先程まで見えていた長い螺旋階段はそこにはなく、目の前にあるのは一つの扉だった。
「私達は既に、頂上まで辿り着いてた……ってわけね」
嘆息しつつ言うミントに、プチ鏡子はそういうこと、と微笑んだ。
「すご……」
そんな中、永久はほんの少しの動作で現状を打開して見せたプチ鏡子へ、驚嘆の眼差しを送っていた。出会った時からタダ者ではない、と感じてはいたものの、そのすごさを間近で見るとなると驚くのは当然とも言えた。
「じゃ、先に進もっか」
要に促され、頷くと永久はゆっくりと扉を開けた。
扉の向こうにあったのは簡素な部屋で、いくつかの本棚とベッドが置いてあり、床には赤いカーペットが敷かれている。トイレとバスルームはあるようだが(ドアがあった)、台所のようなものは見当たらず、奥にもう一つドアがあるのが見える。もしかすると台所はそこにあるのかも知れない。
そして部屋の中央には、一人の女性が仁王立ちしていた。
長い、ウェーブのかかった赤髪の女性で、やや濃い目の化粧をしている。
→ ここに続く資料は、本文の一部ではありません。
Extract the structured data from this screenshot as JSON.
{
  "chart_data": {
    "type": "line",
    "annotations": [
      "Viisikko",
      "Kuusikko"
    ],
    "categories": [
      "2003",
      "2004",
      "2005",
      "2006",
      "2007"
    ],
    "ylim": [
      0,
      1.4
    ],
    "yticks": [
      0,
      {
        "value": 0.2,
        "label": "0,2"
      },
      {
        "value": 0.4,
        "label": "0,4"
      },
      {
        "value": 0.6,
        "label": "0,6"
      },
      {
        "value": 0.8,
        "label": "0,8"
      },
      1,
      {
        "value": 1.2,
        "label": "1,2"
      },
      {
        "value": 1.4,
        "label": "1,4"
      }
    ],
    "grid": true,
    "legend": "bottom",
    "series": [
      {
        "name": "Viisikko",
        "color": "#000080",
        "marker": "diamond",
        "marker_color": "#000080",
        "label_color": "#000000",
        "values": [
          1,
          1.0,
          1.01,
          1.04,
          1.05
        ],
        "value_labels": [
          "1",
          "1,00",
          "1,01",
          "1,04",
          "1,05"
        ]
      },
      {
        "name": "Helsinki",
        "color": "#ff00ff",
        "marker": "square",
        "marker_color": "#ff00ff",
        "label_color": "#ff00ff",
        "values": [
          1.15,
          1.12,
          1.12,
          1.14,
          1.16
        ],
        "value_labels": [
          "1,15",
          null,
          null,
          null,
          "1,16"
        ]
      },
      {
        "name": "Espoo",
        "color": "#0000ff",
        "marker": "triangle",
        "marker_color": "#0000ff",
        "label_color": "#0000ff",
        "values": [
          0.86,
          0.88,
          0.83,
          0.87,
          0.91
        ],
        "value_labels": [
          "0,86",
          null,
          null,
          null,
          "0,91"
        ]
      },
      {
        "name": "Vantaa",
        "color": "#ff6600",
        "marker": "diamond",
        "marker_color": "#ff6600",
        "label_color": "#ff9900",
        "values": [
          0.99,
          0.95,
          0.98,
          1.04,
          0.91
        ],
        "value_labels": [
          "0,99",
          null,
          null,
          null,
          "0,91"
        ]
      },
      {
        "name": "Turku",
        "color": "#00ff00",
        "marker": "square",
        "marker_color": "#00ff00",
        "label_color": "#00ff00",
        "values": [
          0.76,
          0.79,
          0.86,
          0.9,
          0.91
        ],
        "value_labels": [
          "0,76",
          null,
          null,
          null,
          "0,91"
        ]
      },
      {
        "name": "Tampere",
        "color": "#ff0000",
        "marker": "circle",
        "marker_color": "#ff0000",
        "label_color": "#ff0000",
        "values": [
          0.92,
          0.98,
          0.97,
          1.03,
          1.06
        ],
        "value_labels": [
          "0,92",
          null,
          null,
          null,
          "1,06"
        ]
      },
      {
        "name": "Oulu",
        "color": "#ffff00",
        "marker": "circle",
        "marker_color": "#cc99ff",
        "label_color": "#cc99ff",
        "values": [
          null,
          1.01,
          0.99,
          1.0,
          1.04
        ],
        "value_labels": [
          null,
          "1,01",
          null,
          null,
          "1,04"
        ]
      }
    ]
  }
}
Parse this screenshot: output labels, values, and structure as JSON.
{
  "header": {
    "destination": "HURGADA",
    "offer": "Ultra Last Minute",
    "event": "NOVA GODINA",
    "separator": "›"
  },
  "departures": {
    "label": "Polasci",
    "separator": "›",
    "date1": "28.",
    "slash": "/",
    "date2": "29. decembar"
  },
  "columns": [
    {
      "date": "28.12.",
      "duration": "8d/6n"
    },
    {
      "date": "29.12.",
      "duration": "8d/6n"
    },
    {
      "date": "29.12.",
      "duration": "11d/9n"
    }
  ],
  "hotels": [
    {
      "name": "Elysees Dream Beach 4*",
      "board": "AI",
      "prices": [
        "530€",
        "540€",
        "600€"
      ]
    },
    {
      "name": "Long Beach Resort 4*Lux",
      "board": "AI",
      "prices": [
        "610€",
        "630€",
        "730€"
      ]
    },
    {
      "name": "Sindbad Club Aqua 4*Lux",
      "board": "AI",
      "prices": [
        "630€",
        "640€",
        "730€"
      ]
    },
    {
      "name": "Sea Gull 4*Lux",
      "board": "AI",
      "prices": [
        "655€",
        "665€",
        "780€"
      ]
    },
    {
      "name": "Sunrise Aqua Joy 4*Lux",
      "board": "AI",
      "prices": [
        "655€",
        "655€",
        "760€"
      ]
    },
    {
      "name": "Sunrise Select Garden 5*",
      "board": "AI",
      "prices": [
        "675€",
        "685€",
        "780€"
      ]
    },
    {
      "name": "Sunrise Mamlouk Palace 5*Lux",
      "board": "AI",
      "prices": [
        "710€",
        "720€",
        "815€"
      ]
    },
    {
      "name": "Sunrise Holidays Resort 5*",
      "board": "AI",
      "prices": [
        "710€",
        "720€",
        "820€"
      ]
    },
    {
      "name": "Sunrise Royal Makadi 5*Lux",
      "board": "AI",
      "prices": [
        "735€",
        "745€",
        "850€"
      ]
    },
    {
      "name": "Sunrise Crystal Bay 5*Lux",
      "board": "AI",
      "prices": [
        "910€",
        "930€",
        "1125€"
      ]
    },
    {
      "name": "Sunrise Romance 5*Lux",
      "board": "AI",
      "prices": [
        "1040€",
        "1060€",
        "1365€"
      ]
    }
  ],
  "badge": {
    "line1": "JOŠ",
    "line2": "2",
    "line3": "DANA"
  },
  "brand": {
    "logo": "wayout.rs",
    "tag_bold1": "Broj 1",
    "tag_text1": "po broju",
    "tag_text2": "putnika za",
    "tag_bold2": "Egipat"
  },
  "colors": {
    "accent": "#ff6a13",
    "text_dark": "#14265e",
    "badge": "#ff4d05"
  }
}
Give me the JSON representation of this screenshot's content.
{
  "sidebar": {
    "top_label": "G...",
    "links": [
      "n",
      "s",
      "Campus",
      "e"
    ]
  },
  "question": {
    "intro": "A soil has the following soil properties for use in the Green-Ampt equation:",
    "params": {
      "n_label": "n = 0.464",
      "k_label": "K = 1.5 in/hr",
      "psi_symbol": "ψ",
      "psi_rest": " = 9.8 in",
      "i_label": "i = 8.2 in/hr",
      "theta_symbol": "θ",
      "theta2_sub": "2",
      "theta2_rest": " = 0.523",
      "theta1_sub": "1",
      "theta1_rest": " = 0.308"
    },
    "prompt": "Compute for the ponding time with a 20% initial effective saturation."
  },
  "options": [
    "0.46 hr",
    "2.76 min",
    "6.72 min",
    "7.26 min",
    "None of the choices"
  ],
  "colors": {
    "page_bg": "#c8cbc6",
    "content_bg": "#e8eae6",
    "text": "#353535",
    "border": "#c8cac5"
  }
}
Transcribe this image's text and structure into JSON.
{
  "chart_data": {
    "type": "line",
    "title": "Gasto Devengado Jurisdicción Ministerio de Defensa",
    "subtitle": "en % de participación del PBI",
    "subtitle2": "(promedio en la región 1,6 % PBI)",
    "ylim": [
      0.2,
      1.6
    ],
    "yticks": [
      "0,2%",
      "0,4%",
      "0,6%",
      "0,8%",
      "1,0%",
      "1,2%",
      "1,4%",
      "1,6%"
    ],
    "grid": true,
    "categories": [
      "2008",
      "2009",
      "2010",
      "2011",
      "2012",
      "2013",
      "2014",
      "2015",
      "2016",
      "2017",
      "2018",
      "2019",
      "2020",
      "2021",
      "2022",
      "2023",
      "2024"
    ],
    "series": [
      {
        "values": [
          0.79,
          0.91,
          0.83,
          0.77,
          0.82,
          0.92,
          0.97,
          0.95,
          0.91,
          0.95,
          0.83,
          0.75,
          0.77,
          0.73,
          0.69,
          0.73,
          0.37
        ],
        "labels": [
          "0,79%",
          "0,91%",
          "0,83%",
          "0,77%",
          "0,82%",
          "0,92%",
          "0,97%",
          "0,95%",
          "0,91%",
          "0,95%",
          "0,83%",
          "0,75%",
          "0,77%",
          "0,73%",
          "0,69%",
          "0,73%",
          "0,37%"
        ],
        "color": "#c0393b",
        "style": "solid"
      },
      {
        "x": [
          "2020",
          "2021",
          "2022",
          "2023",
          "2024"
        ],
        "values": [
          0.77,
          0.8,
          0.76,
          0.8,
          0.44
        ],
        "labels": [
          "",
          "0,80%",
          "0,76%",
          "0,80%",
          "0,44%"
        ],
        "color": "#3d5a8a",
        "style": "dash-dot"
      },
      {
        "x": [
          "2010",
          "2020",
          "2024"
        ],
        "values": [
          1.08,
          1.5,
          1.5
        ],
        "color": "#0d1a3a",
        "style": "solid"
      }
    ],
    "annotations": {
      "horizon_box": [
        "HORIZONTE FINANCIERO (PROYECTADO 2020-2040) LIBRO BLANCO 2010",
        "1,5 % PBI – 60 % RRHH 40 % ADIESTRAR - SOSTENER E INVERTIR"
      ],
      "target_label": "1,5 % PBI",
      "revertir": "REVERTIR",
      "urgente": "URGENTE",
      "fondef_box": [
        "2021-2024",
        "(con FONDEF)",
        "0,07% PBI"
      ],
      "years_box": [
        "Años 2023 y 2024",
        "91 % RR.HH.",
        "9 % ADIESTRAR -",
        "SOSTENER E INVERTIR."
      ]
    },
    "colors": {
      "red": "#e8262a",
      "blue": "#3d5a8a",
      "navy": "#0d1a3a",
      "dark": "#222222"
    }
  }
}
胸元の大きく露出した服装だが、永久や要よりは動きやすそうな格好だった。
まだ確証は持てないが、シーラ様、という風には見えない。
「あのー……」
「よく破ったわね」
要が言葉を言い切らない内に、女性は仁王立ちのままそう言うと、続け様に口を開く。
「あの幻術は、私の使える術の中でも比較的高度なものよ……」
どうやら永久達にかけていた幻術には自信があったらしく、女性は口惜しげにそう言って、更に言葉を続けた。
「それを破ったってことは、貴女達かなり出来るわね」
「あの、私達シーラ様って子に……」
永久がそう言いかけるが、彼女はお構いなし、と言った様子で再び口を開く。
「良いわ、私が直々に相手してあげる」
「「えっ」」
プチ鏡子とその女性を除く全員が困惑の声を上げるが、それすら意に介さぬ様子で女性は言葉を続ける。
「シーラ様に仇なす侵入者は、私が始末するわ!」
どうやら話を聞かない性格らしかった。